A peu près 10k de pharmaciens travaillent en industrie car les conditions de travail et l’évolution de carrière sont plus saines qu’en officine (8h par jour vs 10.5h, chaises pour s’asseoir, pauses dej 1h-2h vs 30 mins à 1h, RTT, intéressement, mutation à l’étranger …) Il ne manque donc pas de pharmaciens contrairement à ce que l’on laisse présager.
– Quels sont les leviers permettant de rendre attractif la filière de pharmacie ?
R1: Reconnaissance de la profession par la possibilité de prescription médicale au comptoir pour des affections mineures (douleurs articulaires, douleurs dentaires, blessures, infections bactériennes, …) Probabilité très faible due aux régulations en France (politiques, lobbys médecins …), le pharmacien connait très bien les médicaments qu’il délivre, la preuve est que le médecin, lui même, venant chercher ses médicaments demande régulièrement conseil au pharmacien pour optimiser l’efficacité ou autres selon le scénario.
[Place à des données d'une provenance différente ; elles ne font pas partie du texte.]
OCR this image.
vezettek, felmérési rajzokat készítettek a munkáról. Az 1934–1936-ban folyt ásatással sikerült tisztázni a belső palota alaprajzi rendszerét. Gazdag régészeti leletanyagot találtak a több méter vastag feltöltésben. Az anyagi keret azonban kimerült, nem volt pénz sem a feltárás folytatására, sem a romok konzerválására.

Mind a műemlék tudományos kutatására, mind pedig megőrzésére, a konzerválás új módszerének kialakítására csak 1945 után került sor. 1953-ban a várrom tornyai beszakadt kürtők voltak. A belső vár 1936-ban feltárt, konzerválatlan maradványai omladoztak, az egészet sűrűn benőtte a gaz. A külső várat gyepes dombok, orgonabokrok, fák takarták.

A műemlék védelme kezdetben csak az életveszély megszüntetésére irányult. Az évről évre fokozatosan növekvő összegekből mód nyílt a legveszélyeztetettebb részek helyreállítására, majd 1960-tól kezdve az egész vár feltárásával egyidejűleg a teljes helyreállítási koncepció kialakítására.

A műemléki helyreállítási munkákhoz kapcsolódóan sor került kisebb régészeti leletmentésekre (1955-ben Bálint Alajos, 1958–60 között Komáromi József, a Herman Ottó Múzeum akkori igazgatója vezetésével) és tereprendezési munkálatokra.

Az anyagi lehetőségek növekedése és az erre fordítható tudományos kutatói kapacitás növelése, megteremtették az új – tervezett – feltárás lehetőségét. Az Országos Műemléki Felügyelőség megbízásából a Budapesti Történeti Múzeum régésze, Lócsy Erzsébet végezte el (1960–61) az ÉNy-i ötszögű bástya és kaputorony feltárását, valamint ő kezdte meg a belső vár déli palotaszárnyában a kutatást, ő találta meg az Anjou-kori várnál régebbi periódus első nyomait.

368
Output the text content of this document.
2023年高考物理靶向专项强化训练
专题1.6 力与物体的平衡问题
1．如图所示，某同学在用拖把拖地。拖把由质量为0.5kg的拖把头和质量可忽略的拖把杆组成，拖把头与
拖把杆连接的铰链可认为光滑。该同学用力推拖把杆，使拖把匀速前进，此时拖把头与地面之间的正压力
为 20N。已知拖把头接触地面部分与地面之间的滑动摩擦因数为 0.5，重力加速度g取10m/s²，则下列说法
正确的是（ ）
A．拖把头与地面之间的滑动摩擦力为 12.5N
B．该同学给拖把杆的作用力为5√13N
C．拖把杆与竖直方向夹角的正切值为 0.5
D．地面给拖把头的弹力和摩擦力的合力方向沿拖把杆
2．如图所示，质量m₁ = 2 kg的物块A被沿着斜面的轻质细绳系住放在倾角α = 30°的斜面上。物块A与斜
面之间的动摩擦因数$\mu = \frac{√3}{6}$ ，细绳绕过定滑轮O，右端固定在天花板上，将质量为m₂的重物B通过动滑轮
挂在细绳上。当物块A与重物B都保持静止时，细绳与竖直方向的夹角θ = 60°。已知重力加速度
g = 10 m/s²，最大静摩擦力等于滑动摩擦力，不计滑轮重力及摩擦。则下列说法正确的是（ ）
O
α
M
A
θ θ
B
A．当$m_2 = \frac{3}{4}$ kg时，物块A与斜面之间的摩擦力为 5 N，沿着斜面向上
C’est donc un conflit d’intérêt médecin-pharmacien qui fait que le pharmacien ne sera pas autonome dans le fonctionnement de sa propre pharmacie pour le traitement de pathologies qui ne dépassent clairement pas ses capacités.
R2: Réduire le nombre d’années d’études pour la filière officine, le pharmacien n’a nullement besoin de connaissances pointues telles que; la biodisponibilité, la pharmacodynamie, la technologie pharmaceutique, la sémiologie,… au comptoir.
Supprimer tous les cours qui ne servent à rien, le BP est clairement mieux élaborée que notre cursus.
R3: REVALORISER LES SALAIRES: coefficient 600 qui est le revenu moyen du pharmacien adjoint correspond à 2800 euros net d’impôt, inutile de pointer le doigt ailleurs, aucun étudiant ne se dirigera vers ce métier avec autant d’années d’études, peut être 3 ans mais pas plus, sachant que le pharmacien adjoint est de « garde » un samedi sur 2 et travaille 10.5h par jour en moyenne. Le salaire de l’infirmière est presque le même que celui du pharmacien adjoint, sans aucun jugement concernant cette profession médicale indispensable.
R4: Reconnaître directement les diplômés étrangers francophones: les docteurs en pharmacie francophones seront ravis de pouvoir exercer le métier en France, ce qui a été avancé comme une potentielle solution par l’Ordre des Pharmaciens.
Très mal perçu par la société (police de la délivrance, commerçant de médocs) et mal rémunéré au vu de ses études, le pharmacien adjoint stagnera tout au long de sa carrière sans avoir l’opportunité de vivre une vie sympathique, voilà la réalité du terrain.
NB: Dans ce monde, il existera toujours une personne pour faire le sale travail.